Vaccination remains best defense vs. measles virus

Unlike several states, Indiana has had no reported cases of measles this year. But that’s no reason to lower our guard.

More than 90 people from 11 states developed measles in the first three weeks of the year, most of them infected during an outbreak that started at Disneyland in December.

Indiana health officials remain wary. In a media interview, Dr. Joan Duwve, chief medical consultant with the Indiana State Department of Health, said, “Only one case of measles constitutes an outbreak for that disease here.”

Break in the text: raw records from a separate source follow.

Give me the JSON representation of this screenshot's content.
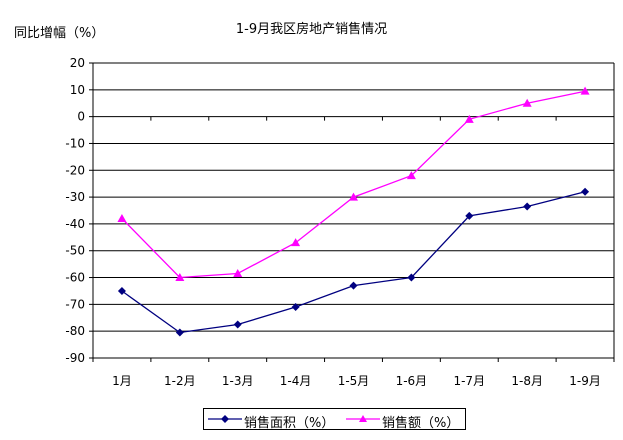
{
  "chart_data": {
    "type": "line",
    "title": "1-9月我区房地产销售情况",
    "ylabel": "同比增幅（%）",
    "xlabel": "",
    "categories": [
      "1月",
      "1-2月",
      "1-3月",
      "1-4月",
      "1-5月",
      "1-6月",
      "1-7月",
      "1-8月",
      "1-9月"
    ],
    "ylim": [
      -90,
      20
    ],
    "yticks": [
      20,
      10,
      0,
      -10,
      -20,
      -30,
      -40,
      -50,
      -60,
      -70,
      -80,
      -90
    ],
    "grid": true,
    "legend_position": "bottom",
    "series": [
      {
        "name": "销售面积（%）",
        "color": "#000080",
        "marker": "diamond",
        "values": [
          -65,
          -80.5,
          -77.5,
          -71,
          -63,
          -60,
          -37,
          -33.5,
          -28
        ]
      },
      {
        "name": "销售额（%）",
        "color": "#ff00ff",
        "marker": "triangle",
        "values": [
          -38,
          -60,
          -58.5,
          -47,
          -30,
          -22,
          -1,
          5,
          9.5
        ]
      }
    ]
  }
}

And when there’s one case of measles, more are likely to follow, especially among people who have not been vaccinated.

A quick spread of the disease is due to the fact the measles virus is incredibly hardy, is airborne and can be passed on before an infected person becomes symptomatic. If an infected person is in a room with 100 unvaccinated people, 90 of them will become ill, health experts say.

Last year saw the highest number of measles cases since 2004 — 644 in 27 states, according to the federal Centers for Disease Control and Prevention. Indiana has seen two recent measles outbreaks, one in the northern part of the state in 2011 and one in central Indiana in 2012. In both instances, a person from overseas brought measles into this country, infecting a group of people who were largely unvaccinated. Each resulted in 14 cases.

The best defense remains vaccination. Shots are effective at keeping people from getting measles, but they also protect anyone the vaccinated person comes in contact with. So quick spread of the disease is stymied.

Indiana allows parents to opt out of mandatory vaccination of elementary and high school students for religious reasons. In addition, parents have to file for that exemption every year. As a result, state health officials estimate only about 1 percent of Hoosier students are not vaccinated against measles.

But adults who didn’t get vaccinated as children need to get shots in order to protect themselves and others, and parents of preschoolers need to make sure they stay up to date with their child’s shots.

The state so far has been lucky with regard to measles, but continued diligence about vaccinations is required.